Tarfile seem to get filenames wrong, at least some times, at least on MacOSX. As an example, take the attached tar file (a distutils bdist- dumb for OSX) and do >>> tf = tarfile.open(..., 'r') >>> print tf.getnames() Notice how for many filenames an initial bit of the pathname is missing.
Logged In: YES user_id=43607 There's no uploaded file! You have to check the checkbox labeled "Check to Upload & Attach File" when you upload a file. Please try again. (This is a SourceForge annoyance that we can do nothing about. :-( )
Logged In: YES user_id=45365 Actually, I did check the box (just this once:-) but sourceforge refused the file, probably too big. It can be found at <http://www.cwi.nl/~jack/pimp/ Numeric-22.0.darwin-6.3-Power_Macintosh.tar.gz>.

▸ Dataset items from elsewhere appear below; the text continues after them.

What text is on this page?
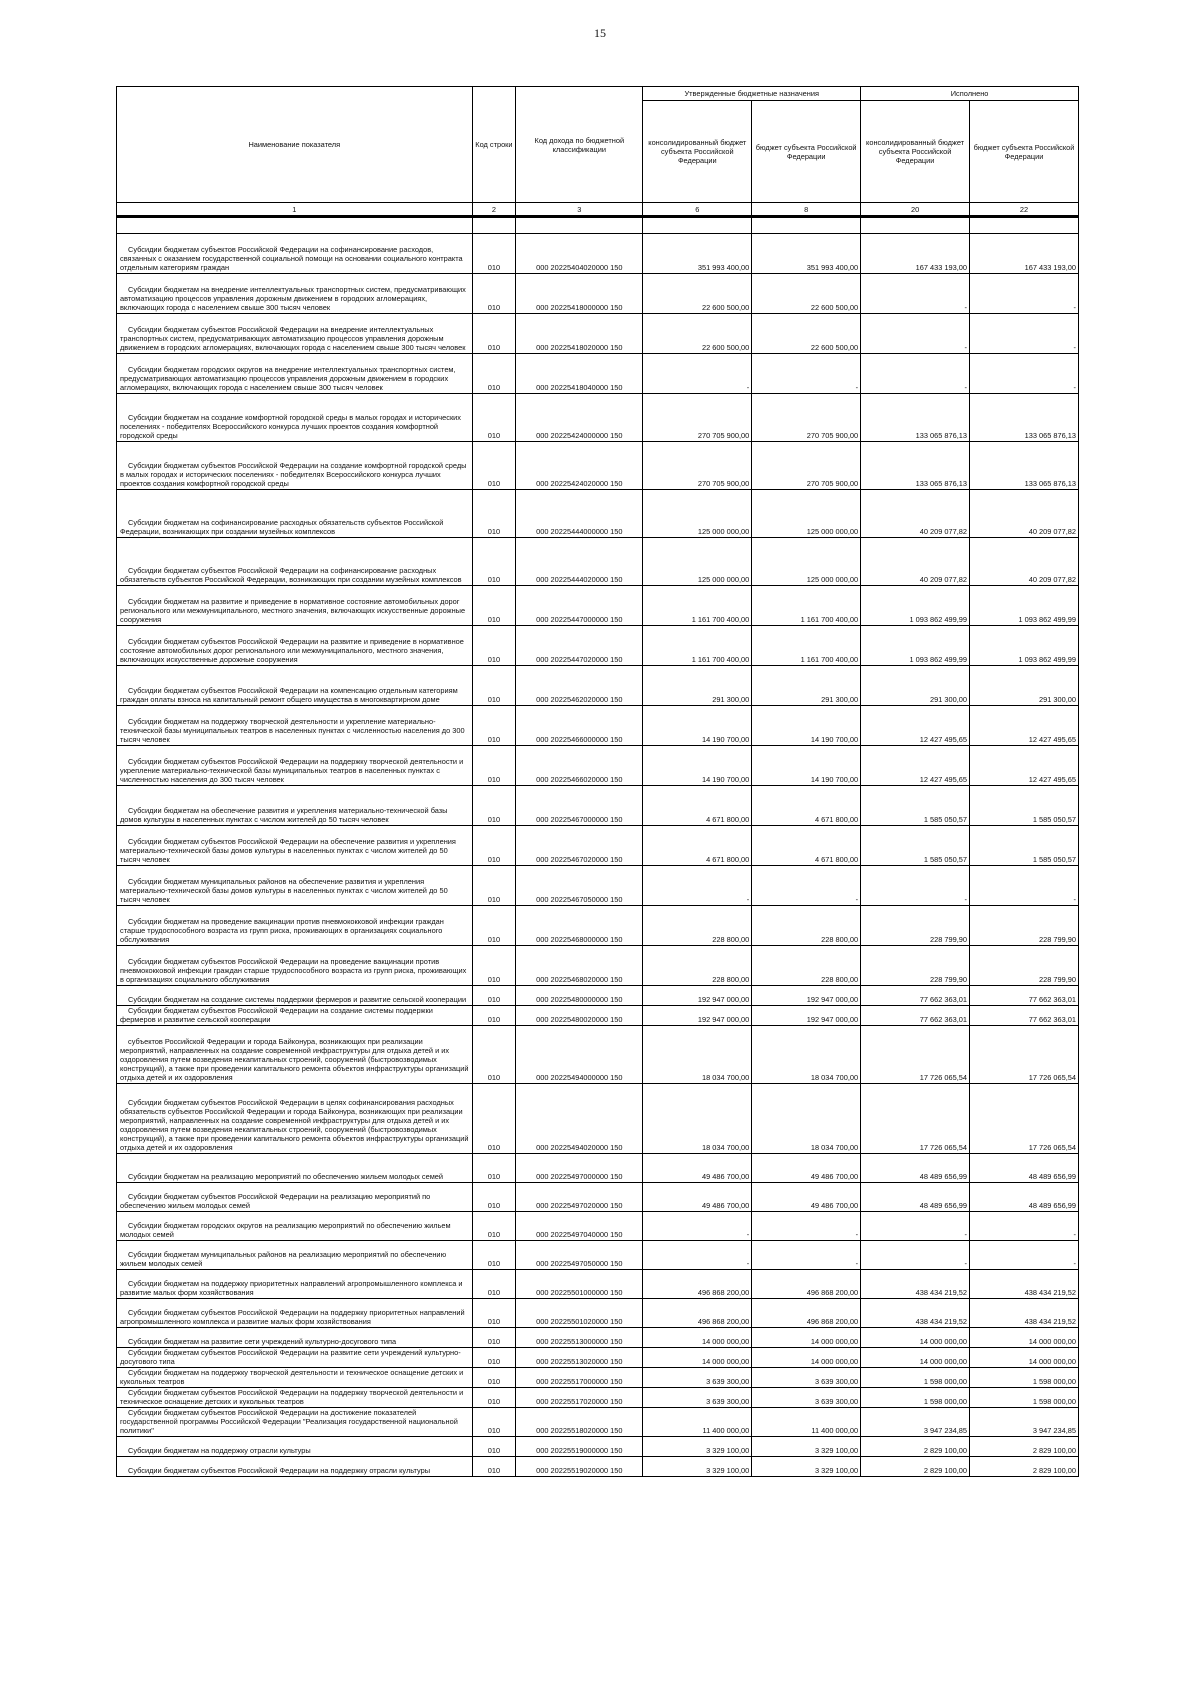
15
Наименование показателя	Код строки	Код дохода по бюджетной классификации	Утвержденные бюджетные назначения		Исполнено	
			консолидированный бюджет субъекта Российской Федерации	бюджет субъекта Российской Федерации	консолидированный бюджет субъекта Российской Федерации	бюджет субъекта Российской Федерации
1	2	3	6	8	20	22

Субсидии бюджетам субъектов Российской Федерации на софинансирование расходов, связанных с оказанием государственной социальной помощи на основании социального контракта отдельным категориям граждан	010	000 20225404020000 150	351 993 400,00	351 993 400,00	167 433 193,00	167 433 193,00

Субсидии бюджетам на внедрение интеллектуальных транспортных систем, предусматривающих автоматизацию процессов управления дорожным движением в городских агломерациях, включающих города с населением свыше 300 тысяч человек	010	000 20225418000000 150	22 600 500,00	22 600 500,00	-	-

Субсидии бюджетам субъектов Российской Федерации на внедрение интеллектуальных транспортных систем, предусматривающих автоматизацию процессов управления дорожным движением в городских агломерациях, включающих города с населением свыше 300 тысяч человек	010	000 20225418020000 150	22 600 500,00	22 600 500,00	-	-

Субсидии бюджетам городских округов на внедрение интеллектуальных транспортных систем, предусматривающих автоматизацию процессов управления дорожным движением в городских агломерациях, включающих города с населением свыше 300 тысяч человек	010	000 20225418040000 150	-	-	-	-

Субсидии бюджетам на создание комфортной городской среды в малых городах и исторических поселениях - победителях Всероссийского конкурса лучших проектов создания комфортной городской среды	010	000 20225424000000 150	270 705 900,00	270 705 900,00	133 065 876,13	133 065 876,13

Субсидии бюджетам субъектов Российской Федерации на создание комфортной городской среды в малых городах и исторических поселениях - победителях Всероссийского конкурса лучших проектов создания комфортной городской среды	010	000 20225424020000 150	270 705 900,00	270 705 900,00	133 065 876,13	133 065 876,13

Субсидии бюджетам на софинансирование расходных обязательств субъектов Российской Федерации, возникающих при создании музейных комплексов	010	000 20225444000000 150	125 000 000,00	125 000 000,00	40 209 077,82	40 209 077,82

Субсидии бюджетам субъектов Российской Федерации на софинансирование расходных обязательств субъектов Российской Федерации, возникающих при создании музейных комплексов	010	000 20225444020000 150	125 000 000,00	125 000 000,00	40 209 077,82	40 209 077,82

Субсидии бюджетам на развитие и приведение в нормативное состояние автомобильных дорог регионального или межмуниципального, местного значения, включающих искусственные дорожные сооружения	010	000 20225447000000 150	1 161 700 400,00	1 161 700 400,00	1 093 862 499,99	1 093 862 499,99

Субсидии бюджетам субъектов Российской Федерации на развитие и приведение в нормативное состояние автомобильных дорог регионального или межмуниципального, местного значения, включающих искусственные дорожные сооружения	010	000 20225447020000 150	1 161 700 400,00	1 161 700 400,00	1 093 862 499,99	1 093 862 499,99

Субсидии бюджетам субъектов Российской Федерации на компенсацию отдельным категориям граждан оплаты взноса на капитальный ремонт общего имущества в многоквартирном доме	010	000 20225462020000 150	291 300,00	291 300,00	291 300,00	291 300,00

Субсидии бюджетам на поддержку творческой деятельности и укрепление материально-технической базы муниципальных театров в населенных пунктах с численностью населения до 300 тысяч человек	010	000 20225466000000 150	14 190 700,00	14 190 700,00	12 427 495,65	12 427 495,65

Субсидии бюджетам субъектов Российской Федерации на поддержку творческой деятельности и укрепление материально-технической базы муниципальных театров в населенных пунктах с численностью населения до 300 тысяч человек	010	000 20225466020000 150	14 190 700,00	14 190 700,00	12 427 495,65	12 427 495,65

Субсидии бюджетам на обеспечение развития и укрепления материально-технической базы домов культуры в населенных пунктах с числом жителей до 50 тысяч человек	010	000 20225467000000 150	4 671 800,00	4 671 800,00	1 585 050,57	1 585 050,57

Субсидии бюджетам субъектов Российской Федерации на обеспечение развития и укрепления материально-технической базы домов культуры в населенных пунктах с числом жителей до 50 тысяч человек	010	000 20225467020000 150	4 671 800,00	4 671 800,00	1 585 050,57	1 585 050,57

Субсидии бюджетам муниципальных районов на обеспечение развития и укрепления материально-технической базы домов культуры в населенных пунктах с числом жителей до 50 тысяч человек	010	000 20225467050000 150	-	-	-	-

Субсидии бюджетам на проведение вакцинации против пневмококковой инфекции граждан старше трудоспособного возраста из групп риска, проживающих в организациях социального обслуживания	010	000 20225468000000 150	228 800,00	228 800,00	228 799,90	228 799,90

Субсидии бюджетам субъектов Российской Федерации на проведение вакцинации против пневмококковой инфекции граждан старше трудоспособного возраста из групп риска, проживающих в организациях социального обслуживания	010	000 20225468020000 150	228 800,00	228 800,00	228 799,90	228 799,90

Субсидии бюджетам на создание системы поддержки фермеров и развитие сельской кооперации	010	000 20225480000000 150	192 947 000,00	192 947 000,00	77 662 363,01	77 662 363,01

Субсидии бюджетам субъектов Российской Федерации на создание системы поддержки фермеров и развитие сельской кооперации	010	000 20225480020000 150	192 947 000,00	192 947 000,00	77 662 363,01	77 662 363,01

субъектов Российской Федерации и города Байконура, возникающих при реализации мероприятий, направленных на создание современной инфраструктуры для отдыха детей и их оздоровления путем возведения некапитальных строений, сооружений (быстровозводимых конструкций), а также при проведении капитального ремонта объектов инфраструктуры организаций отдыха детей и их оздоровления	010	000 20225494000000 150	18 034 700,00	18 034 700,00	17 726 065,54	17 726 065,54

Субсидии бюджетам субъектов Российской Федерации в целях софинансирования расходных обязательств субъектов Российской Федерации и города Байконура, возникающих при реализации мероприятий, направленных на создание современной инфраструктуры для отдыха детей и их оздоровления путем возведения некапитальных строений, сооружений (быстровозводимых конструкций), а также при проведении капитального ремонта объектов инфраструктуры организаций отдыха детей и их оздоровления	010	000 20225494020000 150	18 034 700,00	18 034 700,00	17 726 065,54	17 726 065,54

Субсидии бюджетам на реализацию мероприятий по обеспечению жильем молодых семей	010	000 20225497000000 150	49 486 700,00	49 486 700,00	48 489 656,99	48 489 656,99

Субсидии бюджетам субъектов Российской Федерации на реализацию мероприятий по обеспечению жильем молодых семей	010	000 20225497020000 150	49 486 700,00	49 486 700,00	48 489 656,99	48 489 656,99

Субсидии бюджетам городских округов на реализацию мероприятий по обеспечению жильем молодых семей	010	000 20225497040000 150	-	-	-	-

Субсидии бюджетам муниципальных районов на реализацию мероприятий по обеспечению жильем молодых семей	010	000 20225497050000 150	-	-	-	-

Субсидии бюджетам на поддержку приоритетных направлений агропромышленного комплекса и развитие малых форм хозяйствования	010	000 20225501000000 150	496 868 200,00	496 868 200,00	438 434 219,52	438 434 219,52

Субсидии бюджетам субъектов Российской Федерации на поддержку приоритетных направлений агропромышленного комплекса и развитие малых форм хозяйствования	010	000 20225501020000 150	496 868 200,00	496 868 200,00	438 434 219,52	438 434 219,52

Субсидии бюджетам на развитие сети учреждений культурно-досугового типа	010	000 20225513000000 150	14 000 000,00	14 000 000,00	14 000 000,00	14 000 000,00

Субсидии бюджетам субъектов Российской Федерации на развитие сети учреждений культурно-досугового типа	010	000 20225513020000 150	14 000 000,00	14 000 000,00	14 000 000,00	14 000 000,00

Субсидии бюджетам на поддержку творческой деятельности и техническое оснащение детских и кукольных театров	010	000 20225517000000 150	3 639 300,00	3 639 300,00	1 598 000,00	1 598 000,00

Субсидии бюджетам субъектов Российской Федерации на поддержку творческой деятельности и техническое оснащение детских и кукольных театров	010	000 20225517020000 150	3 639 300,00	3 639 300,00	1 598 000,00	1 598 000,00

Субсидии бюджетам субъектов Российской Федерации на достижение показателей государственной программы Российской Федерации "Реализация государственной национальной политики"	010	000 20225518020000 150	11 400 000,00	11 400 000,00	3 947 234,85	3 947 234,85

Субсидии бюджетам на поддержку отрасли культуры	010	000 20225519000000 150	3 329 100,00	3 329 100,00	2 829 100,00	2 829 100,00

Субсидии бюджетам субъектов Российской Федерации на поддержку отрасли культуры	010	000 20225519020000 150	3 329 100,00	3 329 100,00	2 829 100,00	2 829 100,00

Logged In: YES user_id=45365 After some digging the problem turns out that the prefix field in the file header is not completely zero-filled, the very last byte is a '('. Your code specifically checks for it being zero-filled. However, if I look up the tar standard (www.opengroup.org, unix standard, utilities, pax, somewhere half way down is the ustar file format standard) it says the data in the prefix field is NUL-terminated, it says nothing about having to be NUL-filled . A possible fix would be to simply take prefix up to the first NUL, but I'm contacting Lars first to see if he has an opinion.